Commonalities and Differences: The Midi-Narrative of Students in Australia and India
In 2006, a British team studying young people born in 1982 or after (Savage, Collins-Mayo et al. 2006, p.7) adopted the term ‘midi-narrative’. They distinguished ‘midi-narrative’ from ‘meta-narrative’. A meta-narrative, they said, was a story on a grand scale about how the world works. In contrast, they said: “the world view of our young people operates on a more modest scale of the here and now, rather than something beyond. Yet it is not an individualistic, mini-narrative. It is communal on a small scale (me, my friends, and my family): a midi-narrative” (Savage, Collins-Mayo et al. 2006, p.38).
Similarly, in Australia, there is little agreement or clarity on how the world works. The ‘meta-narrative’ of former times has faded. However, there are clearer ideas and more commonality in young people’s discussion about what their own lives and lives of those around them are about. There is a widely accepted ‘midi-narrative’ that most young Australians recognise and own for themselves (Hughes 2007, p.170).

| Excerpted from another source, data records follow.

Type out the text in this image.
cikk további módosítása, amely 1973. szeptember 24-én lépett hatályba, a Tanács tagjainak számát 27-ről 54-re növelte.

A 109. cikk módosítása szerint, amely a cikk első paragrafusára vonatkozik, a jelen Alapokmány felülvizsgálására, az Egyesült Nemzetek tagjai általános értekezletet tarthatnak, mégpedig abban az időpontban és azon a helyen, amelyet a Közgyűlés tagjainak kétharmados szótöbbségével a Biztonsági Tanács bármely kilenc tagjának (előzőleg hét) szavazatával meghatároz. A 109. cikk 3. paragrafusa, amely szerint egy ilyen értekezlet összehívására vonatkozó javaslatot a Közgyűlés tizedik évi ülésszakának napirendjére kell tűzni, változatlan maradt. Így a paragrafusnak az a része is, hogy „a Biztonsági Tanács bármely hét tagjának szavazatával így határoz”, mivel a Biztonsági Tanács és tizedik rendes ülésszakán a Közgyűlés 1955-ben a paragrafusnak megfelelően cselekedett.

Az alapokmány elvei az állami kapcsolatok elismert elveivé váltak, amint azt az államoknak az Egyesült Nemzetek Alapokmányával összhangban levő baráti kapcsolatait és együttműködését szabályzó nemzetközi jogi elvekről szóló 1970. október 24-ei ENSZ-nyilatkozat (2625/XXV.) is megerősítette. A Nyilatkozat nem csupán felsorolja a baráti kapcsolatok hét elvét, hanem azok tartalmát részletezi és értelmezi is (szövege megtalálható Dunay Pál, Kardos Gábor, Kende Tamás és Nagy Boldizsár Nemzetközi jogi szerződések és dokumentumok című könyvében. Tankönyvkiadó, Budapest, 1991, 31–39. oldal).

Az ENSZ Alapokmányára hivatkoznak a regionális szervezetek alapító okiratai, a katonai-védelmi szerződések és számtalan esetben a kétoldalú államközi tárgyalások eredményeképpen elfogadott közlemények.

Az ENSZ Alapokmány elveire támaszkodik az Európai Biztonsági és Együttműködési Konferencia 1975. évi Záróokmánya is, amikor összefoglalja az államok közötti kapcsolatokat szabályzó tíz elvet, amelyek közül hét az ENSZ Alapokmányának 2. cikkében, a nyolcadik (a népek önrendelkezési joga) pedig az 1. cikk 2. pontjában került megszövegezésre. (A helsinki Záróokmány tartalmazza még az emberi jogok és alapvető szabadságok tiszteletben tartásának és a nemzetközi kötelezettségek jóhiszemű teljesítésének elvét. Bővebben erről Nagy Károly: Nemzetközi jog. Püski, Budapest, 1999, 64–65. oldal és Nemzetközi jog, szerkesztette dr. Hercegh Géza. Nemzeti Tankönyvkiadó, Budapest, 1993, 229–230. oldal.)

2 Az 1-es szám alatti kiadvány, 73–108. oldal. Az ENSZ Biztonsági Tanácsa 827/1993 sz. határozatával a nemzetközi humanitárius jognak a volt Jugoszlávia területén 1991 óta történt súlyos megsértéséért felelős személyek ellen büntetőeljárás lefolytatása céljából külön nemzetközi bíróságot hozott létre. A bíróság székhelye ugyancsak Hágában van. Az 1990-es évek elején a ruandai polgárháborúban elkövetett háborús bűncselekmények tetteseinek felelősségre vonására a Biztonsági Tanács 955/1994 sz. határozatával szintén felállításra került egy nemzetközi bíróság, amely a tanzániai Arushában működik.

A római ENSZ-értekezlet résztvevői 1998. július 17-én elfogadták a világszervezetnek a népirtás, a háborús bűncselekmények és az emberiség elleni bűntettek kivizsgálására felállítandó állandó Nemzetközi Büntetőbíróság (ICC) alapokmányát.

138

While there are many similarities and some differences between young people in Britain and Australia, one might anticipate that, in other cultures, the ‘midi-narrative’ plays out differently and religious faith operates differently. Research amongst young people in Thailand found that most Thai young people, whether they were Buddhists, Christians or Muslims, thought that religion was important and provided moral principles to help them be good people (Hughes, Suwanbubbha et al. 2008, p.364). These studies indicate that there are strong midinarratives among young people in many cultural contexts.
In my visit to India in October 2012, I had the opportunity to talk with four groups of young people. In exploring the midi-narrative of these young people, my discussions with these students began by asking them to describe what was the ‘good life’: what young people want in life and what makes life worth living. All groups of students affirmed that the heart of a good life was relationships with friends and family. Students also spoke about the qualities of these relationships. A good life was found where there was love and acceptance of each other, where people supported each other. Some students spoke about the importance of communication and trust, respect and understanding.
Most of the girls at the Indian college were Hindus. One was a Christian and another was a Moslem. None of them felt that religion or spirituality made any difference to their understanding of a good life or the sort of society in which they wanted to live. They saw religion as being about tradition, family and culture. In practice, it meant participation in festivals. At that level, they were happy to be involved.
The patterns of primary responses among these students in India were similar to those of students in other parts of the globe. At the heart of a good life are relationships with friends and family and feeling good about life. Religion may be fading in contemporary societies in many parts of the world, but that is occurring in different ways. For some young people it is an individual matter and may be personally rejected or embraced. For other young people, it is part of the heritage which has little impact on the ‘midinarrative’ of contemporary life, but which remains a significant component of identity.